At first some of them didn’t see it. The desert looked forbidding and hostile, but pretty soon the enveloping mountains stopped seeming like slag heaps. The mountains took on noble shapes, elegant lines. The movie stars talked of subtle desert pastels and ever-changing light shows. Cloud shadow from feathery cumulus banks spangled the mountains and hills with light and dappled shade. A movie star could sit by poolside or in a natural hot spring and watch the shadows magically swirling in color, and the coral, scarlet and purple cactus blossoms and wild flowers flooding the foreground. The foothills were so covered with verbena that they were called the Purple Mountains. And then there were the nights, cool nights when movie stars would gaze at real ones. The dipper burned like a strand of diamonds on a sable cloak.
So Palm Springs provided a refuge, a sanctuary between pictures. They all came: Gable, Lombard, Cagney, Tracy, Hepburn, the Marx Brothers, even Garbo. And no matter how fearful they might be about Time, those people who had to remain changeless, the desert had an answer even for that. The warm dry climate soothed arthritic pain, bursitis, lung disorders. Everyone started feeling more vigorous, playing tennis and golf, swimming, cavorting like Errol Flynn.

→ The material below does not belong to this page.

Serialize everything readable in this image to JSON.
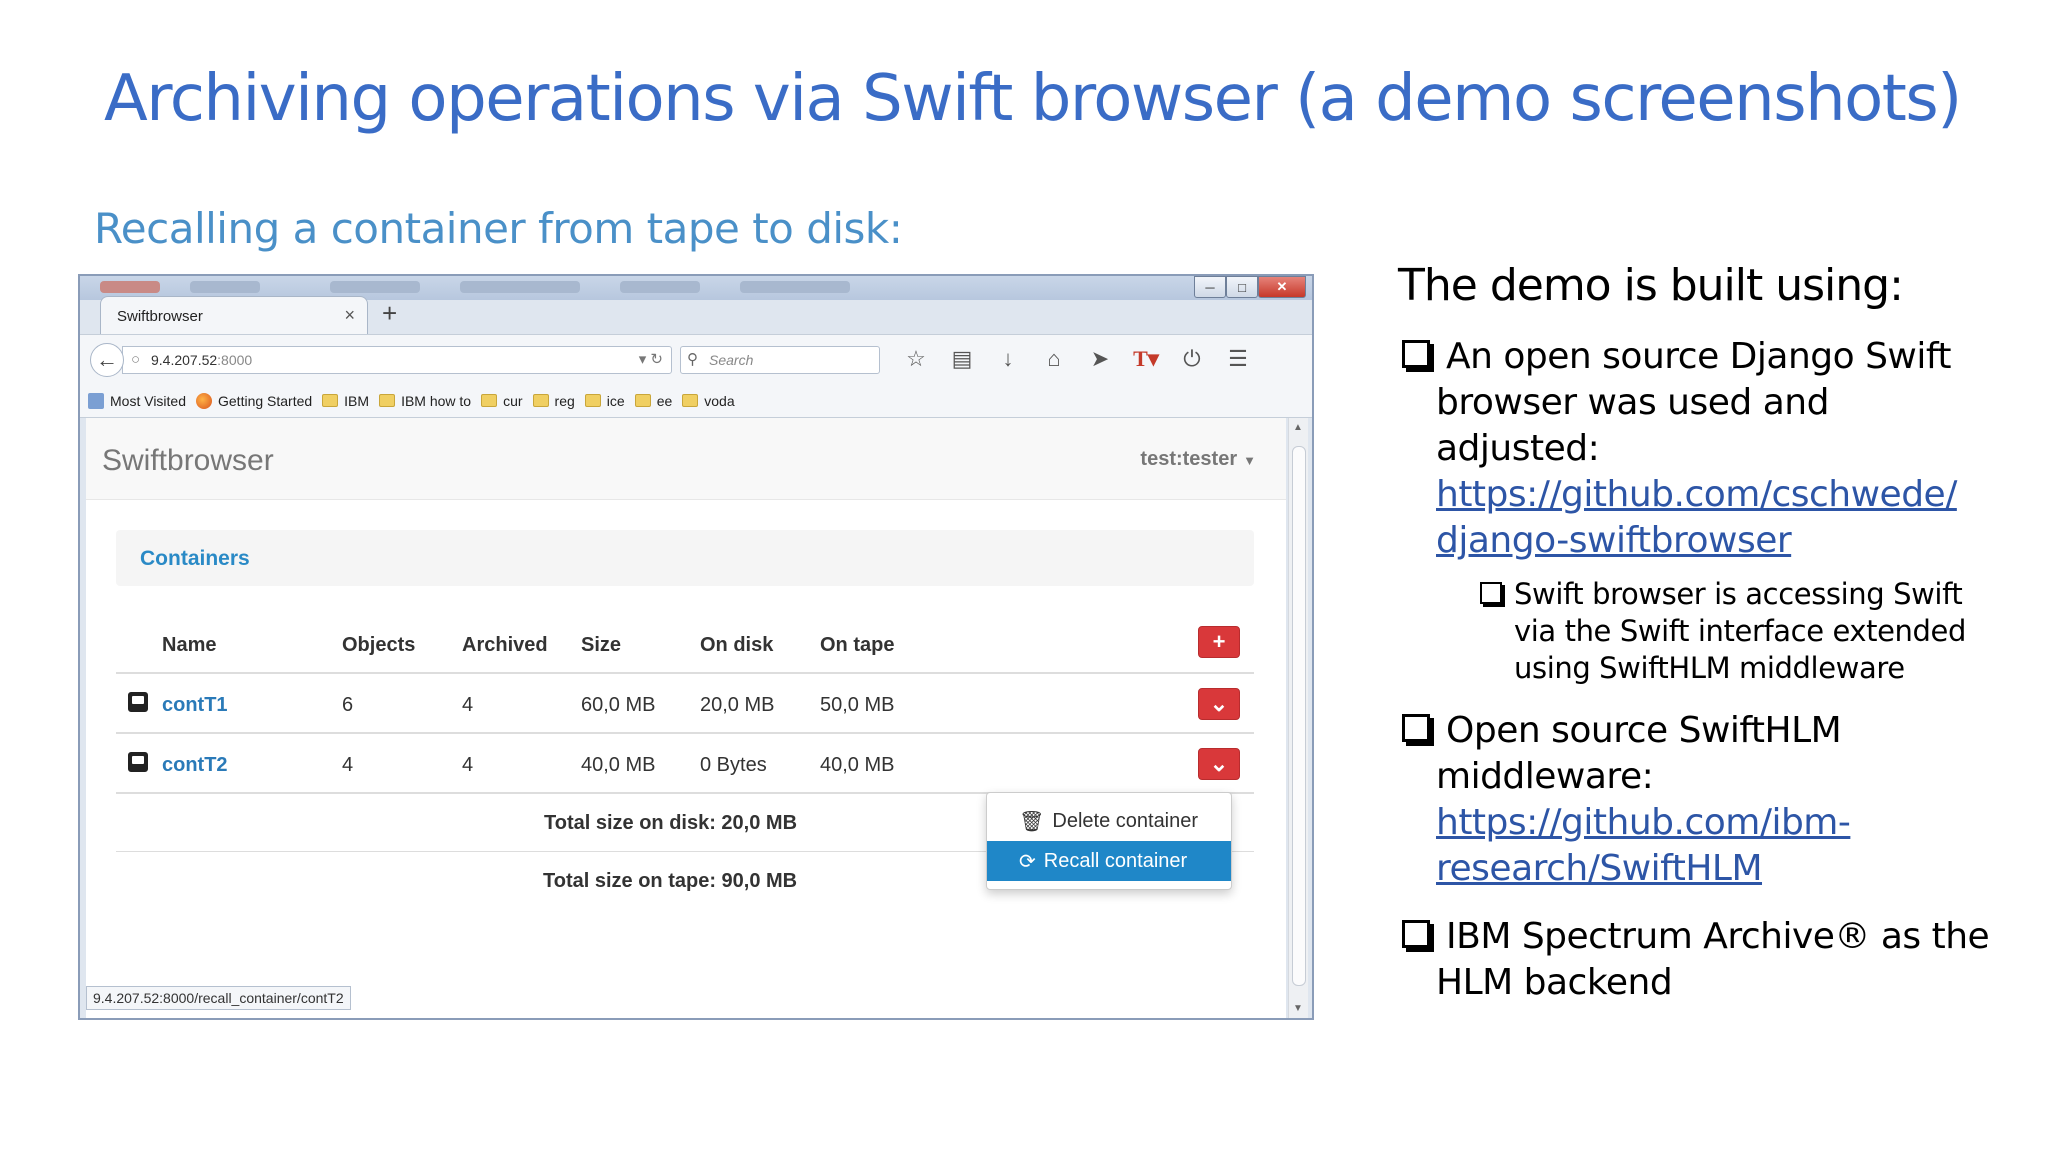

There were endless surprises. Mount San Jacinto’s peak at dusk was backlit by the sun setting over the Pacific. It gave the thrilling impression that just west of the mountain was the city, the searchlights of Grauman’s Chinese, The Pantages and The Egyptian theaters. The drooling mobs with their pencils and notebooks and flashbulbs seemed to be just on the other side. It was all so comforting it allowed them to relax and play like children. The mountain was backlit for them by The Great Gaffer in the sky. They were safe. They could rest because reassuringly close, ever waiting in the lights, was Hollywood.
Then of course after show biz found sand and cactus to its liking, land developers invaded the desert like Rommel’s panzers. They started in Palm Springs and eventually spread south to Cathedral City, Rancho Mirage, Palm Desert, Indian Wells, La Quinta. The Coachella Valley was blitzkrieged.